Years ago, I had a massage at a festival that sort of makes me laugh now. The man giving me the massage was doing his thing, getting 'in there' in areas that he thought needed work - poking and pulling me where I was really sensitive.
"Relax." he kept saying.
Now honestly, I was trying to relax; I knew massage was what I needed. But at the same time, he was hurting me, and I didn't trust him to stop hurting me. To protect myself, I tensed up, making my own barrier. It stopped him causing me more pain where I felt vulnerable.
It also stopped him doing anything to my muscles at all really - there's no way he could have done any good either. The whole massage was basically a polite fight - him telling me to relax, me tensing against him. Amongst a load of polite chat.
I'm sure that if I had opened up and relaxed, I would have had an amazing massage. But for whatever reason, I stayed tense, and I didn't let him in. Maybe I wasn't ready. Maybe I didn't trust him.
I still remember that massage today, something like 11 years on, and hearing a similar story from a new client today prompted me to write this.
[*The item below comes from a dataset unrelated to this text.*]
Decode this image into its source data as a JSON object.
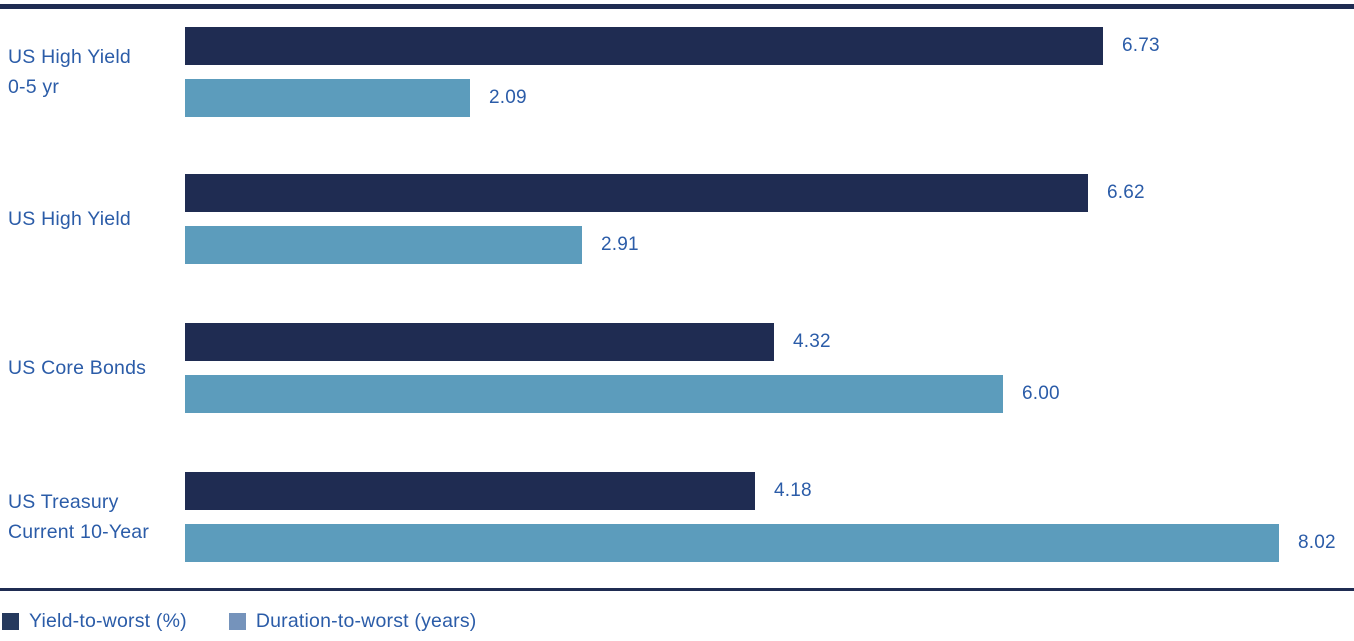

In our lives, we develop ways of protecting ourselves when we sense a threat:
- we say 'I'm fine, I'm tough' when we're feeling scared, to avoid being seen as an easy target,
- we take a deep breath, tense up, and walk past the gang on the street, trying to look as 'cool' as possible,
- we stay alert to attacks.
For most of us as we get older, these threats are less and less likely, but the tension has stayed there, to 'protect' us. For others, those threats are still there - and that protection is needed.
As a massage therapist (and a friend, girlfriend, sister, whatever) my job isn't to get in there and destroy the person's defence because 'I don't think they need it any more.' My job is to take people as they are - to love them for who they are right now, with tension and defences here and there, with quirky habits and hopes and fears, the whole lot.
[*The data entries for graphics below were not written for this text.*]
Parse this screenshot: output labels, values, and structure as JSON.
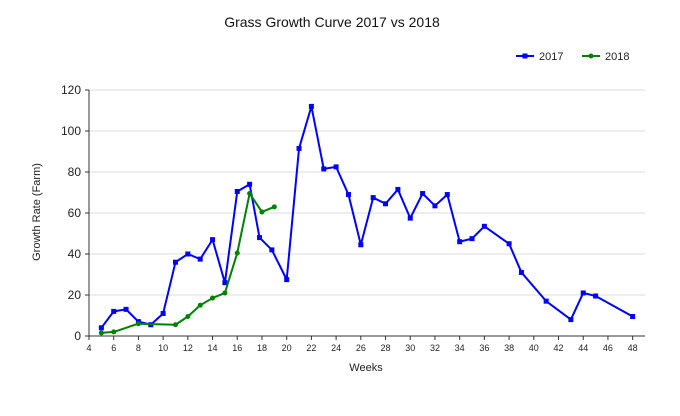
{
  "chart_data": {
    "type": "line",
    "title": "Grass Growth Curve 2017 vs 2018",
    "xlabel": "Weeks",
    "ylabel": "Growth Rate (Farm)",
    "xlim": [
      4,
      49
    ],
    "ylim": [
      0,
      120
    ],
    "x_ticks": [
      4,
      6,
      8,
      10,
      12,
      14,
      16,
      18,
      20,
      22,
      24,
      26,
      28,
      30,
      32,
      34,
      36,
      38,
      40,
      42,
      44,
      46,
      48
    ],
    "y_ticks": [
      0,
      20,
      40,
      60,
      80,
      100,
      120
    ],
    "grid": true,
    "legend_position": "top-right",
    "series": [
      {
        "name": "2017",
        "color": "#0000ff",
        "marker": "square",
        "points": [
          [
            5,
            4
          ],
          [
            6,
            12
          ],
          [
            7,
            13
          ],
          [
            8,
            7
          ],
          [
            9,
            5.5
          ],
          [
            10,
            11
          ],
          [
            11,
            36
          ],
          [
            12,
            40
          ],
          [
            13,
            37.5
          ],
          [
            14,
            47
          ],
          [
            15,
            26
          ],
          [
            16,
            70.5
          ],
          [
            17,
            74
          ],
          [
            17.8,
            48
          ],
          [
            18.8,
            42
          ],
          [
            20,
            27.5
          ],
          [
            21,
            91.5
          ],
          [
            22,
            112
          ],
          [
            23,
            81.5
          ],
          [
            24,
            82.5
          ],
          [
            25,
            69
          ],
          [
            26,
            44.5
          ],
          [
            27,
            67.5
          ],
          [
            28,
            64.5
          ],
          [
            29,
            71.5
          ],
          [
            30,
            57.5
          ],
          [
            31,
            69.5
          ],
          [
            32,
            63.5
          ],
          [
            33,
            69
          ],
          [
            34,
            46
          ],
          [
            35,
            47.5
          ],
          [
            36,
            53.5
          ],
          [
            38,
            45
          ],
          [
            39,
            31
          ],
          [
            41,
            17
          ],
          [
            43,
            8
          ],
          [
            44,
            21
          ],
          [
            45,
            19.5
          ],
          [
            48,
            9.5
          ]
        ]
      },
      {
        "name": "2018",
        "color": "#008000",
        "marker": "circle",
        "points": [
          [
            5,
            1.5
          ],
          [
            6,
            2
          ],
          [
            8,
            6
          ],
          [
            11,
            5.5
          ],
          [
            12,
            9.5
          ],
          [
            13,
            15
          ],
          [
            14,
            18.5
          ],
          [
            15,
            21
          ],
          [
            16,
            40.5
          ],
          [
            17,
            69.5
          ],
          [
            18,
            60.5
          ],
          [
            19,
            63
          ]
        ]
      }
    ]
  }
}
Who knows what goes on behind closed doors, in other people's lives - maybe they really need that defence up right now. Who am I to judge? We are ALL a work in progress.
When I massage, I don't assume that I know best, because I really really don't when it comes to somebody else's body or their history. They know best. The client is always right.
Opening up and being vulnerable takes bravery, you need to know you will be safe and protected when you do it. If someone lets down their defences with me, it is an honour and a privilege, it isn't my right.
As a massage therapist, my job is to love you AND your defences. And if you decide to let them down, then amazing.
I honestly feel very lucky after a day of massaging and I hope that in time I will extend that love for my clients to myself too, and then... LOOK OUT! - my massages will be even better! (But I guess, for now, I just need to learn to love that I am not there yet.)